Monday, July 21, 2014

Argentina and the BRICS

Argentina was invited to the recent BRICS meeting that announced a new development bank, which is actually called the New Development Bank (NDB). As Fabiana Frayssinet notes in Argentina Once More on the Map, Invited by BRICS Inter Press Service 06/18/2014, this could mean that the BRICS (Brazil, Russia, India, China, South Africa) might have to be changed to "BRICSA, ABRICS or BRICAS, if Argentina is admitted."

The Buenos Aires Herald reports that Argentine President Cristina Fernández used the opportunity of the BRICS meetings to state her position in defiance of Nixon-appointed zombie judge Thomas Griesa that is trying to push Argentina into bankruptcy at the end of this month (Default by default 07/21/2014):

There her tone was not so much that Argentina would not pay as that Argentina had already paid (remitting the corresponding deposit to New York at the end of last month, which was immediately frozen by Manhattan judge Thomas Griesa) — she further argued that the existing 2005 and 2010 bond swaps favoured holdout creditors because even a starting 70 percent haircut would later permit them profits trebling the outlay on debt bought at junk bond levels of 10 percent. CFK also seemed to assume that there could be no default without one being declared by the government in question and she herself had no intention of taking such a step herself, ergo no chance of default. The substance of this speech hardly differed from her Flag Day declaration of a willingness to "pay 100 percent of bondholders," a pledge prompting the market optimism until recently, but the change of tone has prompted uncertainty.
There is another hearing before the Nixon zombie judge on July 22.

A Mexican economist uses the Argentine conflict with the Nixon zombie judge to illustrate the need for institutions like the NDB (reported by Mario Osava, International Reform Activists Dissatisfied by BRICS Bank Inter Press Service 07/22/2014):

“We want an international system that serves the majority, not just the seven most powerful countries (the Group of Seven),” that does not depend on the dollar and that has an international arbitration tribunal for financial controversies, said Oscar Ugarteche, an economics researcher at the National Autonomous University of Mexico.

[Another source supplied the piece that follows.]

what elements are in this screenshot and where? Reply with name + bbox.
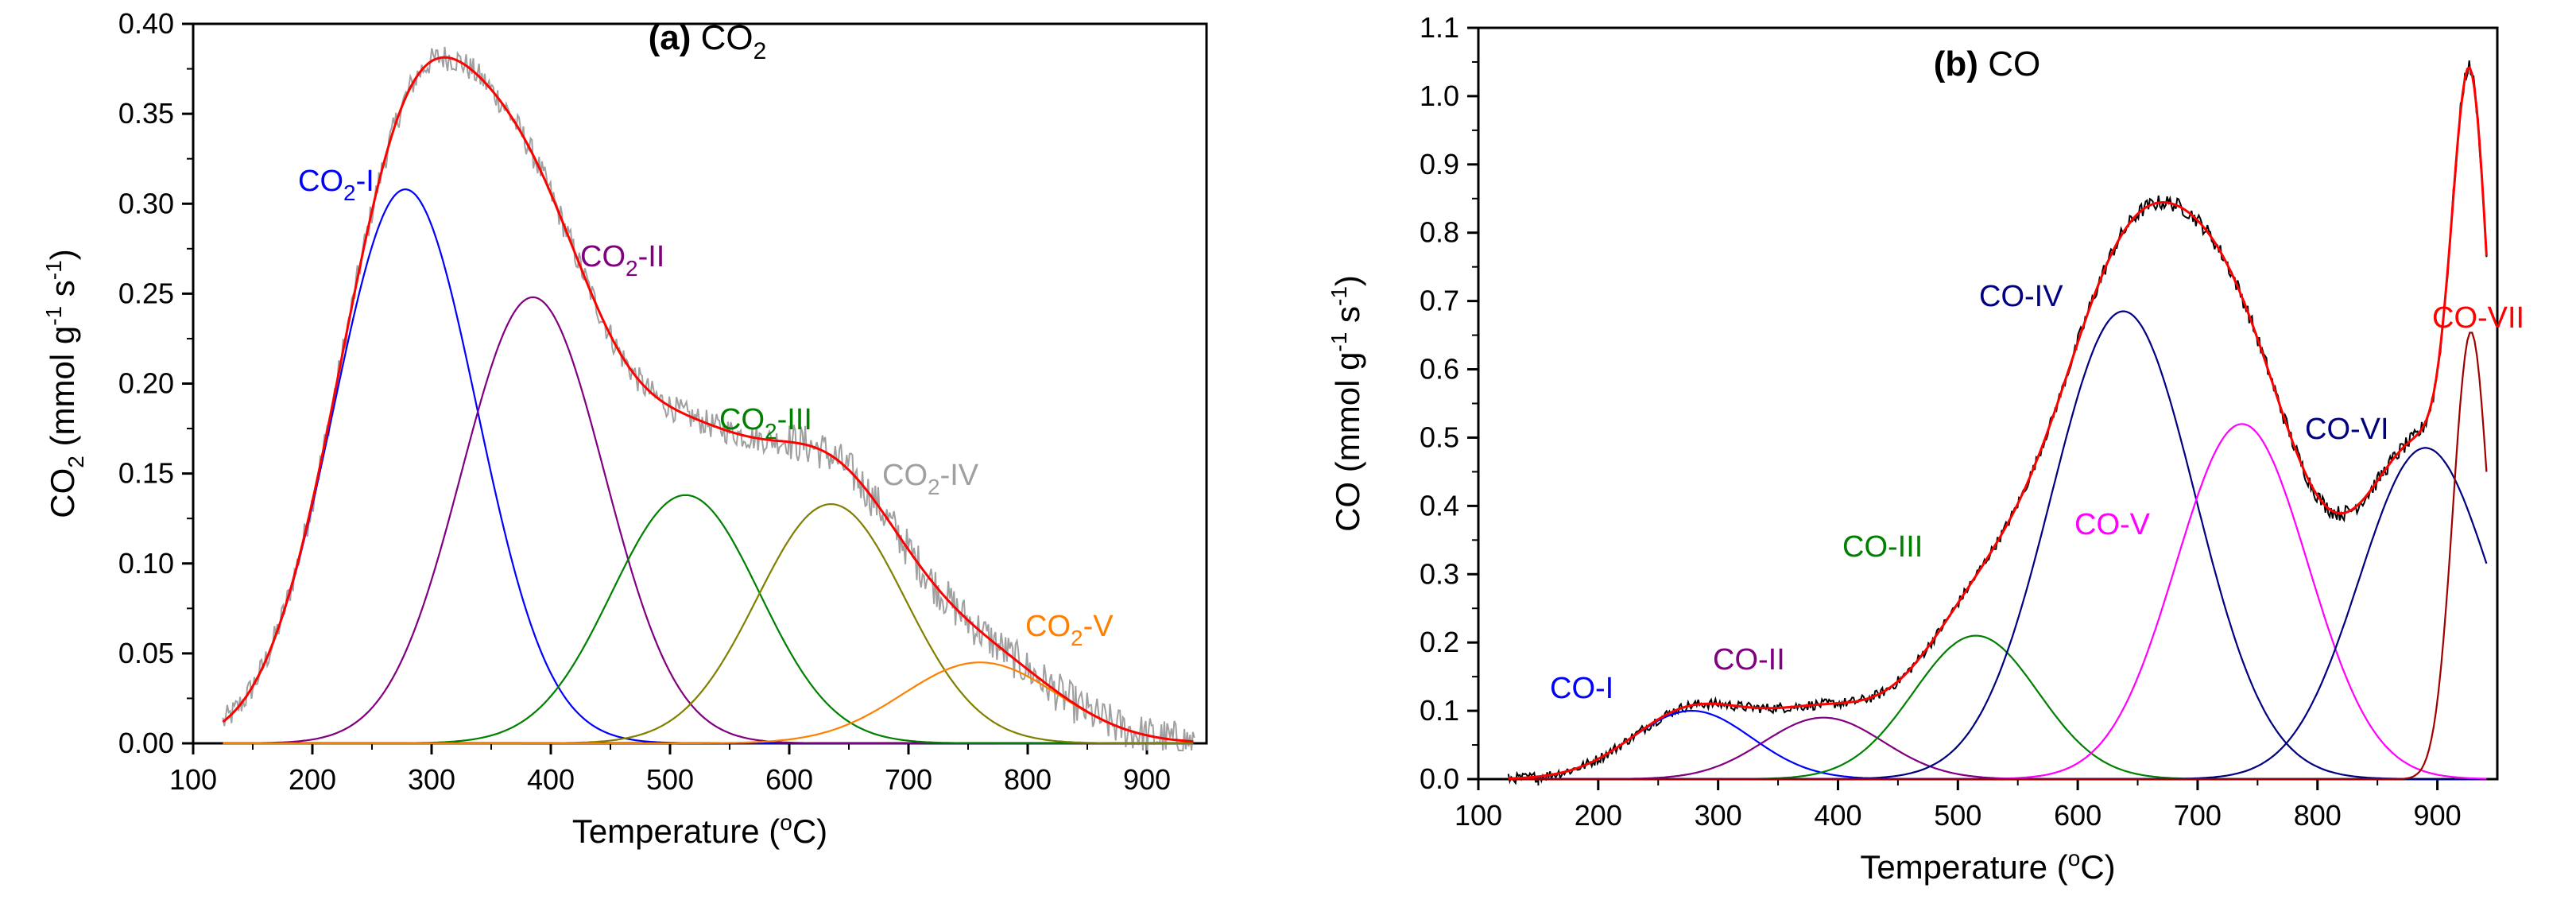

"It is unacceptable that a district court judge in New York should put a country at risk," he told IPS, referring to the June ruling of the U.S. justice system in favour of holdouts ("vulture funds") in their dispute with Argentina, which could force another suspension of payments.

"We need international financial law," similar to existing trade law, and an end to the dominance of the dollar in exchange transactions, which enables serious injustice against nations and persons, like embargoes on payments and income in the United States, he said.

"Existing international institutions do not work," and the proof of this is that they have still not overcome the effects of the 2008 financial crisis, said the Mexican researcher.

Major powers like the United States and Japan have unsustainable debt and fiscal deficits, yet are not harassed by the International Monetary Fund (IMF), in contrast to the treatment meted out to less powerful nations, particularly in the developing South.